Le faux assassinat du journaliste russe Arkadi Babtchenko relance le débat sur l’incapacité des robots et de l’IA de déceler les « fake news ». Les humains ne font pas vraiment mieux.
La presse mondiale s’est faite bernée par l’annonce de la mort du journaliste russe Arkadi Babtchenko, qui aurait été assassiné dans la capitale de l’Ukraine, Kiev, par les services russes. Le 30 mai 2018, lors d’une conférence de presse, l’information a été démentie et Arkadi Babtchenko est venu, pour montrer qu’il était bel et bien vivant. Trop tard, car nombre de médias avaient déjà publié, sur leur site ou dans leurs éditions papier, des articles sur cet assassinat.
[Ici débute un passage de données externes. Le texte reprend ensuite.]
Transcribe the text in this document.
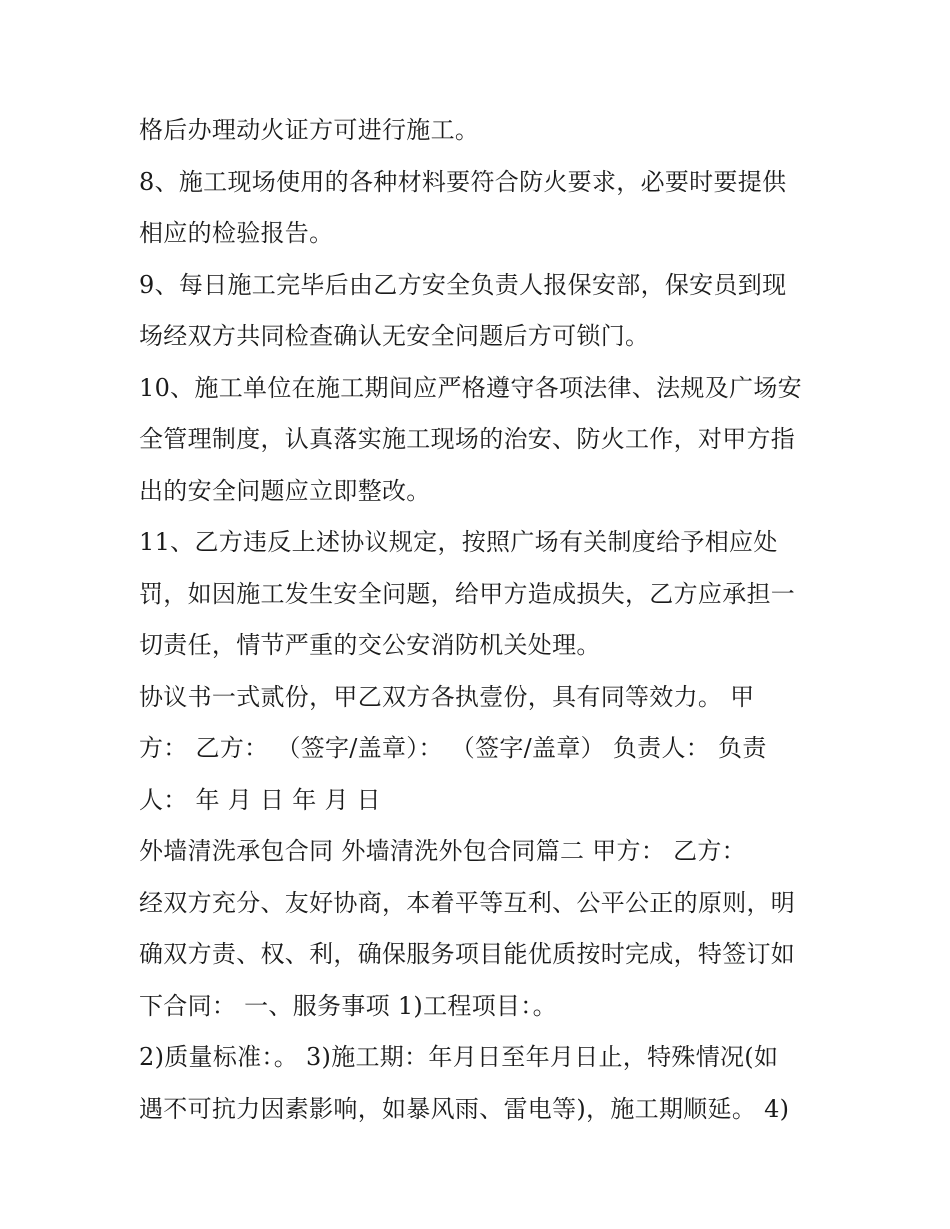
格后办理动火证方可进行施工。
8、施工现场使用的各种材料要符合防火要求，必要时要提供
相应的检验报告。
9、每日施工完毕后由乙方安全负责人报保安部，保安员到现
场经双方共同检查确认无安全问题后方可锁门。
10、施工单位在施工期间应严格遵守各项法律、法规及广场安
全管理制度，认真落实施工现场的治安、防火工作，对甲方指
出的安全问题应立即整改。
11、乙方违反上述协议规定，按照广场有关制度给予相应处
罚，如因施工发生安全问题，给甲方造成损失，乙方应承担一
切责任，情节严重的交公安消防机关处理。
协议书一式贰份，甲乙双方各执壹份，具有同等效力。 甲
方： 乙方： （签字/盖章）： （签字/盖章） 负责人： 负责
人： 年 月 日 年 月 日
外墙清洗承包合同 外墙清洗外包合同篇二 甲方： 乙方：
经双方充分、友好协商，本着平等互利、公平公正的原则，明
确双方责、权、利，确保服务项目能优质按时完成，特签订如
下合同： 一、服务事项 1)工程项目：。
2)质量标准：。 3)施工期：年月日至年月日止，特殊情况(如
遇不可抗力因素影响，如暴风雨、雷电等)，施工期顺延。 4)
Les médias concernés ont logiquement fait état de leur mécontentement, estimant notamment qu’une « ligne rouge avait été franchie ». Christophe Deloire, secrétaire général de Reporters sans Frontières a ainsi estimé qu’il est « pathétique et regrettable que la police ukrainienne joue ainsi avec la vérité, quel que soit le motif». Sans parler des médias, ainsi entraînés dans la danse macabre ».
En France, plusieurs grandes marques de la presse, dont Le Monde, ont été impactées. Cet incident relance le débat sur l’incapacité des robots et de l’intelligence artificielle de repérer des « fake news » lorsqu’ils sélectionnent ou reprennent une information, voire à accélérer la propagation de ces fausses nouvelles. En l’occurrence dans ce cas, ce sont des humains qui ont été bernés.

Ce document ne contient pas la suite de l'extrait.